Un jour ou l’autre, de mauvaises choses arrivent à tout le monde, mais la recherche montre que l’on peut devenir plus résilient face à ces expériences. La résilience n’est pas une façon d’éviter ou d’ignorer les revers de la vie, ou de simplement les tolérer; il s’agit plutôt de trouver des façons d’utiliser sa force intérieure pour reprendre le dessus. Dans son ouvrage The Emotional Toolkit, la psychologue Darlene Mininni explique que « le problème n’est pas de ne jamais tomber – nous sommes humains. La résilience, c’est avoir les outils pour savoir comment se relever ».
Beaucoup de gens peuvent trouver une occasion de croissance dans l’adversité. Dans les faits, des chercheurs en médecine du Resilience Lab de l’University of Southern California ont découvert que la conséquence la plus fréquente d’une tragédie personnelle n’est pas l’état de stress post-traumatique, mais plutôt la croissance post-traumatique. La chercheuse Em Arpawong l’a décrite comme « une expérience profonde qui change la vie et est perçue comme étant négative, mais qui, en fin de compte, permet de s’épanouir et de s’en sortir mieux que prévu ».
Les personnes résilientes ont tendance à se demander ce qu’elles peuvent retirer d’une expérience négative. C’est une façon de changer d’attitude : au lieu de vous demander.
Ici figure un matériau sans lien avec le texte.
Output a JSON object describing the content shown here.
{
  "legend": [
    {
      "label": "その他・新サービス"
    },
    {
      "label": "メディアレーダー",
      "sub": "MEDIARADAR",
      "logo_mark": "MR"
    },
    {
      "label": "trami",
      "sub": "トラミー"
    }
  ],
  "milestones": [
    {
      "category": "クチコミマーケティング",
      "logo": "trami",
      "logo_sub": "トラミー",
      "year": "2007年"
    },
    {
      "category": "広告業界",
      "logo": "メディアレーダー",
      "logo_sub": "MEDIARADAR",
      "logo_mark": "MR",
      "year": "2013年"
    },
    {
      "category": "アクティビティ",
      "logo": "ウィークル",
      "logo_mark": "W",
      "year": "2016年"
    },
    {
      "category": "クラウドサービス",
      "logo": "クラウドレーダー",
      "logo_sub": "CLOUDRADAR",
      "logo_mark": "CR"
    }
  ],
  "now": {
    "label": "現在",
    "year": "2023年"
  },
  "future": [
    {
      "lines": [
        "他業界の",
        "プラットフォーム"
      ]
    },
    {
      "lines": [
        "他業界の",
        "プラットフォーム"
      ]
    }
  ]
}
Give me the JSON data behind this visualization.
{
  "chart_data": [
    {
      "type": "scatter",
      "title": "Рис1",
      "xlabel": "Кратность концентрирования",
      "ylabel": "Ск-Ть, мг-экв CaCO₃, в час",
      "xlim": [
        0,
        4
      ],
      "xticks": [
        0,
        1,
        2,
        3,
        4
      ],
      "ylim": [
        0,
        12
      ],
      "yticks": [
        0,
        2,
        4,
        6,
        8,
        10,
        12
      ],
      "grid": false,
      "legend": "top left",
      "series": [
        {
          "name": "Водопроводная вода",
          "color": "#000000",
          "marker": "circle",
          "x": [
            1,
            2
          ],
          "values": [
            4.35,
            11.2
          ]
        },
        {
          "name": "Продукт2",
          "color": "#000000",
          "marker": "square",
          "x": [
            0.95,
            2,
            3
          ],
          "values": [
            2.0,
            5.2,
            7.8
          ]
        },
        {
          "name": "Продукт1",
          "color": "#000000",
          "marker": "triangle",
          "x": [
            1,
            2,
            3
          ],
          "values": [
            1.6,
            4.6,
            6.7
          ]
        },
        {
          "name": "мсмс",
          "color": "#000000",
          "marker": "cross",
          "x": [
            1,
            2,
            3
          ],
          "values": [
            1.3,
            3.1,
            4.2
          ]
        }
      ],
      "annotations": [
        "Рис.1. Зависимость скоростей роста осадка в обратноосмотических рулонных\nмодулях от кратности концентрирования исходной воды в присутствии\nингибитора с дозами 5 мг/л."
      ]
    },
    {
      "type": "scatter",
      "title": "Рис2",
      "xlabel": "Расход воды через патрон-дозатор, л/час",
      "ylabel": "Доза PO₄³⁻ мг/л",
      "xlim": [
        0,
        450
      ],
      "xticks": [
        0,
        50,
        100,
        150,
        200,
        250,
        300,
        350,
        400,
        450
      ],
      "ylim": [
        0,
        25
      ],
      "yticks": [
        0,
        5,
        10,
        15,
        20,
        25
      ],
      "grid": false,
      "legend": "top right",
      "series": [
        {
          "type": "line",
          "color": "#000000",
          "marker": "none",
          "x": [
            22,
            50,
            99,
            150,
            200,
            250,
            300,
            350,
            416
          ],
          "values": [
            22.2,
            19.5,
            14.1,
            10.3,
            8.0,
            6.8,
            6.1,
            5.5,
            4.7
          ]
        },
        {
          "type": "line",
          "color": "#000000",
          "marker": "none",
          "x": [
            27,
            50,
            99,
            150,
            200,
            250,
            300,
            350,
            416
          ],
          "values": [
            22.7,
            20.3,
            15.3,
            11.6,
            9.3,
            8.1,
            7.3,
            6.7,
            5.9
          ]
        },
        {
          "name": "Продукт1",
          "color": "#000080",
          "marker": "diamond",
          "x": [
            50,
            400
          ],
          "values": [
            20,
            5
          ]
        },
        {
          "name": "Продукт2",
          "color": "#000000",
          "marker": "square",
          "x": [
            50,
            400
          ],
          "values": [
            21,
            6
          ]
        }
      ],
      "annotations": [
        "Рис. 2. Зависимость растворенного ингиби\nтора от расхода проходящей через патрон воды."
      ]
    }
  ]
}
« Pourquoi est-ce que cette tuile m’arrive à moi? Demandez-vous plutôt « Pourquoi cela arrive-t-il pour moi? »
Il n’est pas toujours possible de faire du beau avec du laid. Voir les tragédies personnelles comme une façon d’apprendre peut s’avérer difficile pour la plupart d’entre nous, et l’idée peut même avoir l’air de pseudo-psychologie à deux sous.
Mais les psychologues ont découvert que la résilience est une compétence qui s’apprend. Et il y a plusieurs façons de s’y mettre.
Prendre soin de soi
Sans surprise : on sait que l’exercice physique modéré, un sommeil réparateur et une saine alimentation améliorent la résilience et aident à mieux réagir au stress et aux événements négatifs. Après huit semaines d’exercice, trois fois par semaine, les participants à une étude menée en 2021 à la Northern Arizona University ont montré une plus grande résistance au stress oxydatif, c’est-à-dire aux radicaux libres, par rapport aux antioxydants présents dans l’organisme. L’étude a constaté le même effet tant chez les hommes que chez les femmes, jeunes et moins jeunes; des gains plus importants sur le plan aérobique vont de pair avec une meilleure résilience. De même, une étude menée en 2020 à l’Université Emory, aux États-Unis, a montré que les souris qui pouvaient faire autant d’exercice qu’elles le voulaient présentaient des niveaux plus élevés de galanine, une hormone associée à une bonne santé mentale, et qu’elles retrouvaient un comportement normal plus rapidement après un événement stressant que les souris inactives.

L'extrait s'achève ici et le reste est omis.